WhatsApp is deceptively simple from a user perspective: you send a message, it arrives. But building a messaging system that handles 100 billion messages per day with end-to-end encryption, reliable delivery semantics, and real-time presence for 2 billion users is a genuinely hard engineering problem. I find this problem particularly instructive because it forces you to confront three things simultaneously: cryptographic key management, message delivery guarantees, and the cost of maintaining online/offline state at massive scale.
Requirements
Functional requirements
- One-to-one and group messaging (up to ~1,024 participants in a group)
- Messages are end-to-end encrypted — the server cannot read message content
- Delivery receipts: sent (server received), delivered (recipient device received), read (recipient opened)
- Media sharing: images, video, audio, documents
- Online presence: “last seen” and online/offline indicators
- Messages delivered to offline users when they come back online (with configurable TTL)
Non-functional requirements
- Message delivery latency: under 100ms for online recipients on good connections
- Delivery guarantee: at-least-once delivery with deduplication (exactly-once semantics from the user’s perspective)
- Message retention on server: only while recipient is offline; deleted after delivery
- Strong security: forward secrecy — compromise of long-term keys does not expose past messages
Scale estimates
- 2 billion monthly active users, ~500 million daily active users
- 100 billion messages per day → ~1.16 million messages per second
- Average message size: 1 KB (text) to several MB (media)
- Group messages: a group of 500 members means one send triggers 499 deliveries
High-Level Design
Sender Client → WebSocket → Chat Server → Message Queue → Delivery Service
↓ ↓
Key Distribution Recipient Client (if online)
Service (KDS) or
Offline Store (if offline)
WhatsApp uses persistent WebSocket (or XMPP-based) connections.
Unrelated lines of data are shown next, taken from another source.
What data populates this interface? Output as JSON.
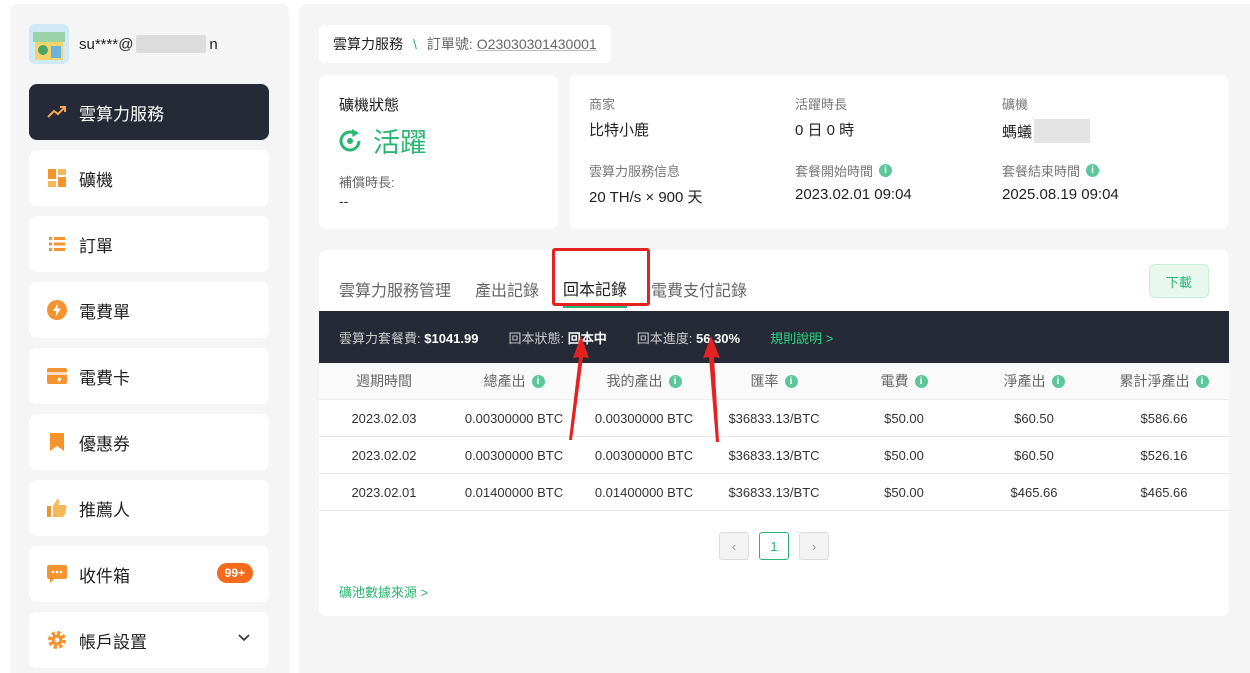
{
  "user": {
    "email_prefix": "su****@",
    "email_suffix": "n"
  },
  "sidebar": {
    "items": [
      {
        "label": "雲算力服務",
        "icon": "trend-icon"
      },
      {
        "label": "礦機",
        "icon": "grid-icon"
      },
      {
        "label": "訂單",
        "icon": "list-icon"
      },
      {
        "label": "電費單",
        "icon": "bolt-icon"
      },
      {
        "label": "電費卡",
        "icon": "card-icon"
      },
      {
        "label": "優惠券",
        "icon": "bookmark-icon"
      },
      {
        "label": "推薦人",
        "icon": "thumbs-up-icon"
      },
      {
        "label": "收件箱",
        "icon": "chat-icon",
        "badge": "99+"
      },
      {
        "label": "帳戶設置",
        "icon": "gear-icon"
      }
    ]
  },
  "breadcrumb": {
    "section": "雲算力服務",
    "sep": "\\",
    "order_label": "訂單號:",
    "order_no": "O23030301430001"
  },
  "status": {
    "title": "礦機狀態",
    "value": "活躍",
    "comp_label": "補償時長:",
    "comp_value": "--"
  },
  "info": {
    "merchant_label": "商家",
    "merchant_value": "比特小鹿",
    "active_label": "活躍時長",
    "active_value": "0 日 0 時",
    "miner_label": "礦機",
    "miner_value": "螞蟻",
    "service_label": "雲算力服務信息",
    "service_value": "20 TH/s × 900 天",
    "start_label": "套餐開始時間",
    "start_value": "2023.02.01 09:04",
    "end_label": "套餐結束時間",
    "end_value": "2025.08.19 09:04"
  },
  "tabs": [
    "雲算力服務管理",
    "產出記錄",
    "回本記錄",
    "電費支付記錄"
  ],
  "download_label": "下載",
  "summary": {
    "fee_label": "雲算力套餐費:",
    "fee_value": "$1041.99",
    "status_label": "回本狀態:",
    "status_value": "回本中",
    "progress_label": "回本進度:",
    "progress_value": "56.30%",
    "rule_link": "規則說明 >"
  },
  "table": {
    "headers": [
      "週期時間",
      "總產出",
      "我的產出",
      "匯率",
      "電費",
      "淨產出",
      "累計淨產出"
    ],
    "rows": [
      [
        "2023.02.03",
        "0.00300000 BTC",
        "0.00300000 BTC",
        "$36833.13/BTC",
        "$50.00",
        "$60.50",
        "$586.66"
      ],
      [
        "2023.02.02",
        "0.00300000 BTC",
        "0.00300000 BTC",
        "$36833.13/BTC",
        "$50.00",
        "$60.50",
        "$526.16"
      ],
      [
        "2023.02.01",
        "0.01400000 BTC",
        "0.01400000 BTC",
        "$36833.13/BTC",
        "$50.00",
        "$465.66",
        "$465.66"
      ]
    ]
  },
  "pager": {
    "prev": "‹",
    "page": "1",
    "next": "›"
  },
  "source_link": "礦池數據來源 >",
  "colors": {
    "accent": "#2bb673",
    "dark": "#262a36",
    "red": "#e52222",
    "badge": "#f26b1d"
  }
}
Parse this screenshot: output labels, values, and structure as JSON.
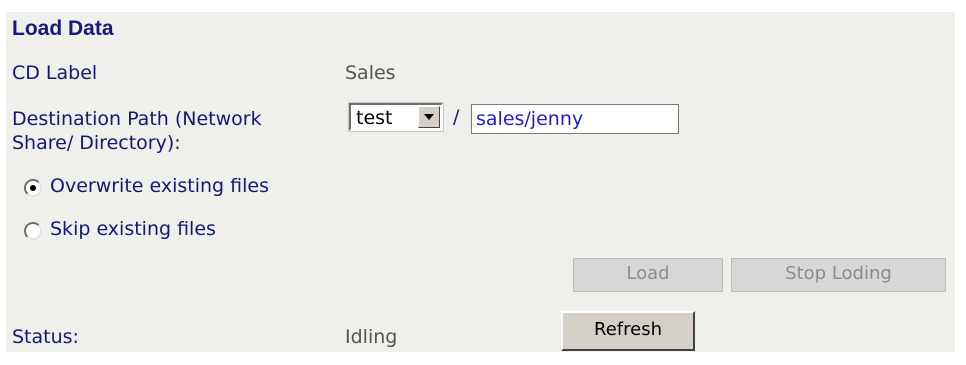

Each client maintains a long-lived connection to a chat server. Message routing goes: sender client → chat server → (queue) → delivery to recipient’s connected chat server → recipient client.
The server never stores decrypted message content. It stores only encrypted ciphertext temporarily, until delivered.
Deep Dive
End-to-End Encryption with the Signal Protocol
WhatsApp uses the Signal Protocol, which combines several cryptographic primitives to achieve both security and forward secrecy.
The key exchange mechanism is the X3DH (Extended Triple Diffie-Hellman) protocol. Each client registers a set of public keys with the Key Distribution Service:
- Identity Key (IK): long-term key pair, stable across the device’s lifetime
- Signed Prekey (SPK): medium-term key pair, rotated every few weeks, signed by IK to prove authenticity
- One-Time Prekeys (OPKs): a batch of single-use key pairs uploaded to the server
When Alice wants to send Bob her first message, she fetches Bob’s public IK, SPK, and one OPK from the KDS. She performs X3DH to derive a shared secret without Bob being online. The OPK is consumed — the server deletes it after Alice fetches it. This is what provides forward secrecy: even if Alice’s long-term key is later compromised, the session key derived from the consumed OPK cannot be recomputed.
After the initial key exchange, the Double Ratchet algorithm manages ongoing message encryption. It combines a symmetric-key ratchet (new encryption key for every message) with a Diffie-Hellman ratchet (periodic fresh key exchange). The result: each message in a conversation uses a unique encryption key derived from a chain that incorporates both sides’ recent key material.
// Simplified representation of a message envelope
type MessageEnvelope struct {
To string // recipient user ID (not encrypted)
From string // sender user ID (not encrypted)
MessageID string // UUID, used for dedup and delivery receipts
SentAt time.Time // server timestamp added on receipt
Ciphertext []byte // encrypted with recipient's session key
// The server sees only the envelope — never the plaintext
}
The server routes based on To, but cannot read Ciphertext. This is the architecture of genuine end-to-end encryption, as opposed to transport encryption (TLS only) which protects the wire but not the server.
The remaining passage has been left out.